明月阁原本甜蜜相偎的两个人,却因爲某个人心猿意马的突然念头猛坐起身来而破坏了气氛。
「我知道了!」云想容难抑激动地说,「之暄,我知道问题出在哪了!」
顾之暄懒洋洋地睁开双眼将人拉回了怀中,低沉著声音颇有点不悦地问:「什麽事能让你这麽兴奋?」
「他想起来了。」云想容迫不及待地想与他分享这份喜悦,「欧阳公子想起以前的事了,虽然不知道有多少,但他总是想起了一些。」
这时的顾之暄也清醒了不少:「你说什麽?」
「你记不记得他这段时间是如何称呼你和古小姐的?」云想容卖了个关子,「而方才在花庭,他又称你们什麽?」
「之暄?盈妹妹?」顾之暄这才察觉出事情的不对,心也跟著雀跃不已,「你是说......」
「好,我们暂且把这说是他下意识地脱口而出的称呼。那麽之暄你再想想,欧阳公子与你无话不谈,是不是也曾经跟你说过要送什麽特别的东西给古小姐?」
顾之暄歪著头搜索著脑海中的记忆。
「如果我猜得不错,是不是一帖字?墨吟先生的字?」云想容继续爲他抽丝拨茧。
「对!湘盈爱好字画,欧阳曾说过要用墨吟先生的字帖做迎娶她的首项聘礼,也是他四年前去两国交界行商的目的之一。我的天!」这回轮到顾之暄猛地坐起身来惊呼「他想起来了!他真的想起来了!」
他兴奋地下了卧榻,穿著整齐後就要往门外奔去。
「你要去哪里?」云想容慢悠悠地披上外衣问道,「小别胜新婚,你认爲他如今会在自己的房间?」
那个爲兴奋冲昏头脑的人顿了顿脚步:「说不定他们已经谈完了,去看看而已。我实在等不及了!」
云想容好笑地看著那个越渐远去的身影,心里虽然也是喜悦非常,但仍带一丝不安。
走出明月阁,第三次经过花庭,云想容不禁皱起了眉头。人说事不过三,他今天三次想回天香小筑,结果一次去了枫情居,一次到了明月阁,该不会第三次也不能如他所愿吧?原本不安的心情又因爲这过於巧合的事情而更加惶恐起来。

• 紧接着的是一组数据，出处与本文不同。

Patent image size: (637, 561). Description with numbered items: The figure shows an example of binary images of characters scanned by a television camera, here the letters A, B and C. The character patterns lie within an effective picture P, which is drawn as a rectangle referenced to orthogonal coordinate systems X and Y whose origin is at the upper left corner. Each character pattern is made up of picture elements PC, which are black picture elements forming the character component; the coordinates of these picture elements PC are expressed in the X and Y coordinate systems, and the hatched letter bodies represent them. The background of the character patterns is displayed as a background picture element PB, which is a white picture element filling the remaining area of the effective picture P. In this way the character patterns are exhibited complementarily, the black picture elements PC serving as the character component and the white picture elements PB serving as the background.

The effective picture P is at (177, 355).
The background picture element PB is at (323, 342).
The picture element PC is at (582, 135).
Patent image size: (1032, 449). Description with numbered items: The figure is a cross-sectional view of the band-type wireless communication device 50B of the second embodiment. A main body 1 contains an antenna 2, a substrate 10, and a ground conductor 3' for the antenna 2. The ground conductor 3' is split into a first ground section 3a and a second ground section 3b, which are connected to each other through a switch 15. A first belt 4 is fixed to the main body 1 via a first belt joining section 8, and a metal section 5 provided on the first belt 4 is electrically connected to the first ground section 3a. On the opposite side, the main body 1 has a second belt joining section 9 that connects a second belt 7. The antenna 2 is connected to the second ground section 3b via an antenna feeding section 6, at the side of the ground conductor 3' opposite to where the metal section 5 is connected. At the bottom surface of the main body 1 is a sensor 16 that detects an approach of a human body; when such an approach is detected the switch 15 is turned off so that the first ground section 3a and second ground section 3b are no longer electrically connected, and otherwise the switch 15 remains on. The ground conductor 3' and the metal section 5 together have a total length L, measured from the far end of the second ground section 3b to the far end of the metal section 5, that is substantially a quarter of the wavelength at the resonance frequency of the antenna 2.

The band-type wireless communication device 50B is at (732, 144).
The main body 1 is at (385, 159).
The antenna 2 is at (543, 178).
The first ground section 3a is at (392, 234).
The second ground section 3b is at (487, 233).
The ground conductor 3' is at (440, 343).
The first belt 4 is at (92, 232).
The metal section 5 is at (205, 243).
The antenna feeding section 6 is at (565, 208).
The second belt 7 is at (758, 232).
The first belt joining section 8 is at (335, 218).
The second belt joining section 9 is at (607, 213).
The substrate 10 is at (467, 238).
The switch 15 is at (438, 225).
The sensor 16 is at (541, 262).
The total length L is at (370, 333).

果然,人越怕什麽就越来什麽。云想容在花庭中的长凳上发现了一个人影。过剩的好奇心让他大胆地擡起脚步往人影靠近,刚来到跟前就发现这个平躺在长凳上的人竟然是明天的新郎官欧阳商。他更进一步地靠进,脚下突觉碰到了什麽,低头看了看,原来是个酒壶。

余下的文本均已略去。